Marie-Françoise a attendu sur le palier jusqu’à une heure et elle est rentrée chez elle plus morte que vive.
La Gendarmerie a promis qu’on se mettrait en recherche à huit heures si Monsieur TERRENEUVE n’a pas donné signe de vie d’ici là.
Monsieur Julien TERRENEUVE a récupéré les dix livres de ficelle et de papier qui lui restent, les a mis dans un sachet en plastique.
Il a rempli un autre petit sac de vieux bouts de pain rassis et est ressorti sans que personne ne s’en rende compte.
Il a marché comme un fantôme dans la ville déserte est s’est rendu au bord du fleuve. Sur les quais de marchandises abandonnés depuis si longtemps. Seule une vieille grue morte de rouille se dresse en un cri de détresse muette figé à tout jamais.

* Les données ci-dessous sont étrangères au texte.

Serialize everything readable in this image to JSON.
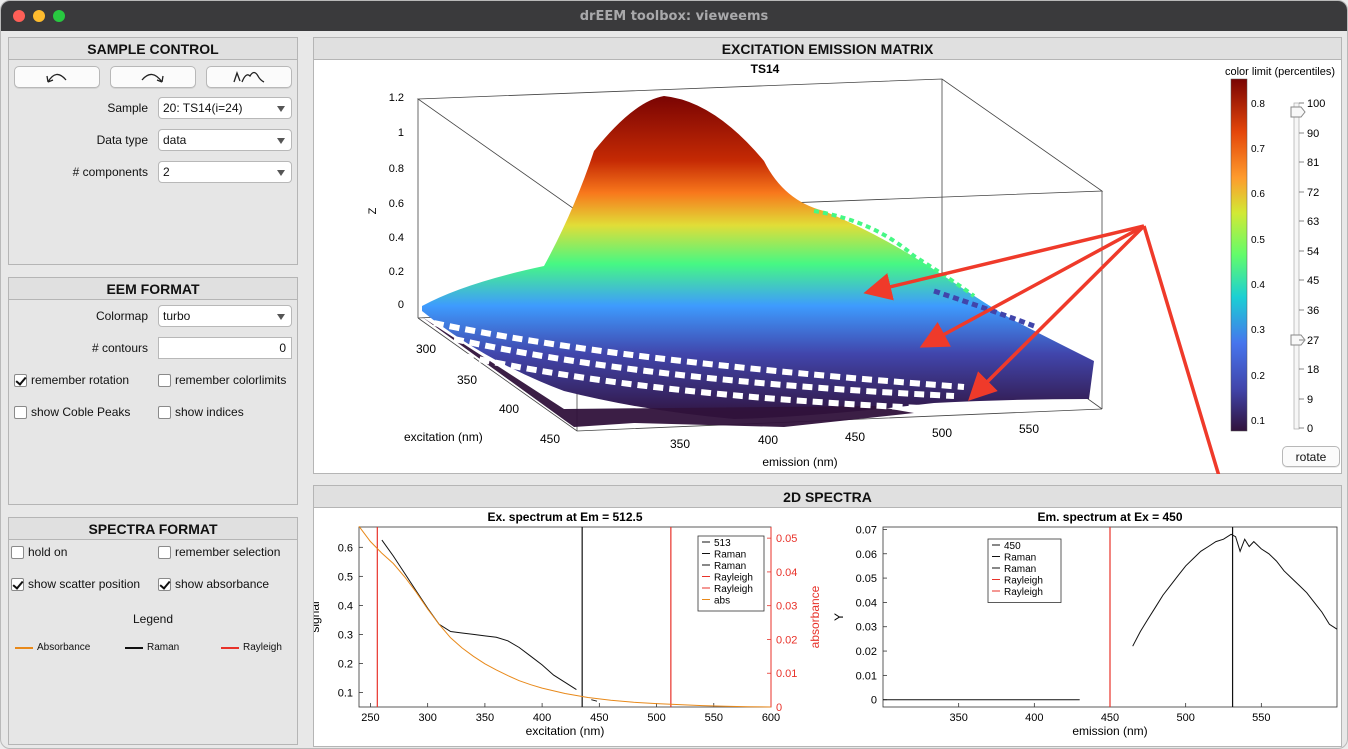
{
  "window": {
    "title": "drEEM toolbox: vieweems"
  },
  "sample_control": {
    "title": "SAMPLE CONTROL",
    "sample_label": "Sample",
    "sample_value": "20: TS14(i=24)",
    "datatype_label": "Data type",
    "datatype_value": "data",
    "components_label": "# components",
    "components_value": "2"
  },
  "eem_format": {
    "title": "EEM FORMAT",
    "colormap_label": "Colormap",
    "colormap_value": "turbo",
    "contours_label": "# contours",
    "contours_value": "0",
    "remember_rotation": "remember rotation",
    "remember_colorlimits": "remember colorlimits",
    "show_coble": "show Coble Peaks",
    "show_indices": "show indices"
  },
  "spectra_format": {
    "title": "SPECTRA FORMAT",
    "hold_on": "hold on",
    "remember_selection": "remember selection",
    "show_scatter": "show scatter position",
    "show_absorbance": "show absorbance",
    "legend_title": "Legend",
    "legend_items": [
      {
        "label": "Absorbance",
        "color": "#e8891a"
      },
      {
        "label": "Raman",
        "color": "#111111"
      },
      {
        "label": "Rayleigh",
        "color": "#e8322a"
      }
    ]
  },
  "eem_panel": {
    "title": "EXCITATION EMISSION MATRIX",
    "plot_title": "TS14",
    "zlabel": "Z",
    "xlabel": "excitation (nm)",
    "ylabel": "emission (nm)",
    "z_ticks": [
      "0",
      "0.2",
      "0.4",
      "0.6",
      "0.8",
      "1",
      "1.2"
    ],
    "ex_ticks": [
      "300",
      "350",
      "400",
      "450"
    ],
    "em_ticks": [
      "350",
      "400",
      "450",
      "500",
      "550"
    ],
    "colorbar_title": "color limit (percentiles)",
    "colorbar_ticks": [
      "0.8",
      "0.7",
      "0.6",
      "0.5",
      "0.4",
      "0.3",
      "0.2",
      "0.1"
    ],
    "slider_ticks": [
      "100",
      "90",
      "81",
      "72",
      "63",
      "54",
      "45",
      "36",
      "27",
      "18",
      "9",
      "0"
    ],
    "rotate_label": "rotate",
    "colors": {
      "arrow": "#ef3a2a"
    }
  },
  "spectra_panel": {
    "title": "2D SPECTRA"
  },
  "chart_data": [
    {
      "type": "line",
      "title": "Ex. spectrum at Em = 512.5",
      "xlabel": "excitation (nm)",
      "ylabel": "signal",
      "y2label": "absorbance",
      "xlim": [
        240,
        600
      ],
      "ylim": [
        0.05,
        0.67
      ],
      "y2lim": [
        0,
        0.0533
      ],
      "x_ticks": [
        "250",
        "300",
        "350",
        "400",
        "450",
        "500",
        "550",
        "600"
      ],
      "y_ticks": [
        "0.1",
        "0.2",
        "0.3",
        "0.4",
        "0.5",
        "0.6"
      ],
      "y2_ticks": [
        "0",
        "0.01",
        "0.02",
        "0.03",
        "0.04",
        "0.05"
      ],
      "legend": [
        "513",
        "Raman",
        "Raman",
        "Rayleigh",
        "Rayleigh",
        "abs"
      ],
      "vlines": [
        {
          "x": 256,
          "color": "#e8322a"
        },
        {
          "x": 435,
          "color": "#111111"
        },
        {
          "x": 512.5,
          "color": "#e8322a"
        }
      ],
      "series": [
        {
          "name": "513",
          "color": "#111111",
          "x": [
            260,
            270,
            280,
            290,
            300,
            310,
            320,
            330,
            340,
            350,
            360,
            370,
            380,
            390,
            400,
            410,
            420,
            430
          ],
          "y": [
            0.625,
            0.57,
            0.51,
            0.45,
            0.39,
            0.335,
            0.31,
            0.305,
            0.3,
            0.295,
            0.29,
            0.278,
            0.255,
            0.225,
            0.195,
            0.16,
            0.135,
            0.11
          ]
        },
        {
          "name": "513",
          "color": "#111111",
          "x": [
            443,
            448
          ],
          "y": [
            0.075,
            0.07
          ]
        },
        {
          "name": "abs",
          "color": "#e8891a",
          "axis": "y2",
          "x": [
            240,
            250,
            260,
            270,
            280,
            290,
            300,
            310,
            320,
            330,
            340,
            350,
            360,
            370,
            380,
            390,
            400,
            420,
            440,
            460,
            480,
            500,
            520,
            540,
            560,
            580,
            600
          ],
          "y": [
            0.0535,
            0.049,
            0.0455,
            0.0425,
            0.0385,
            0.034,
            0.029,
            0.0245,
            0.0205,
            0.0175,
            0.015,
            0.0128,
            0.011,
            0.0093,
            0.0078,
            0.0066,
            0.0056,
            0.004,
            0.0028,
            0.002,
            0.0014,
            0.001,
            0.0007,
            0.0004,
            0.0002,
            0.0001,
            0.0
          ]
        }
      ]
    },
    {
      "type": "line",
      "title": "Em. spectrum at Ex = 450",
      "xlabel": "emission (nm)",
      "ylabel": "Y",
      "xlim": [
        300,
        600
      ],
      "ylim": [
        -0.003,
        0.071
      ],
      "x_ticks": [
        "350",
        "400",
        "450",
        "500",
        "550"
      ],
      "y_ticks": [
        "0",
        "0.01",
        "0.02",
        "0.03",
        "0.04",
        "0.05",
        "0.06",
        "0.07"
      ],
      "legend": [
        "450",
        "Raman",
        "Raman",
        "Rayleigh",
        "Rayleigh"
      ],
      "vlines": [
        {
          "x": 450,
          "color": "#e8322a"
        },
        {
          "x": 531,
          "color": "#111111"
        }
      ],
      "series": [
        {
          "name": "450",
          "color": "#111111",
          "x": [
            300,
            430
          ],
          "y": [
            0,
            0
          ]
        },
        {
          "name": "450",
          "color": "#111111",
          "x": [
            465,
            470,
            475,
            480,
            485,
            490,
            495,
            500,
            505,
            510,
            515,
            520,
            525,
            530,
            533,
            536,
            539,
            542,
            545,
            550,
            555,
            560,
            565,
            570,
            575,
            580,
            585,
            590,
            595,
            600
          ],
          "y": [
            0.022,
            0.028,
            0.033,
            0.038,
            0.043,
            0.047,
            0.051,
            0.055,
            0.058,
            0.061,
            0.063,
            0.065,
            0.066,
            0.068,
            0.067,
            0.061,
            0.066,
            0.063,
            0.065,
            0.062,
            0.06,
            0.057,
            0.053,
            0.05,
            0.047,
            0.044,
            0.04,
            0.036,
            0.031,
            0.029
          ]
        }
      ]
    }
  ]
}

Monsieur Julien TERRENEUVE, le Poète inconnu, la voix sans oreilles, s’est assis sur la dernière marche du petit escalier, à fleur d’eau. Il sait que dorment là quelques couples de cygnes.
Ça s’agite un peu de cette apparition nocturne inhabituelle.
Les morceaux de pain qui sortent du petit sachet et qui commencent à prendre le fil du courant inspirent cependant les animaux. Après tout, si le vieil homme trouve son compte à cette aumône impromptue…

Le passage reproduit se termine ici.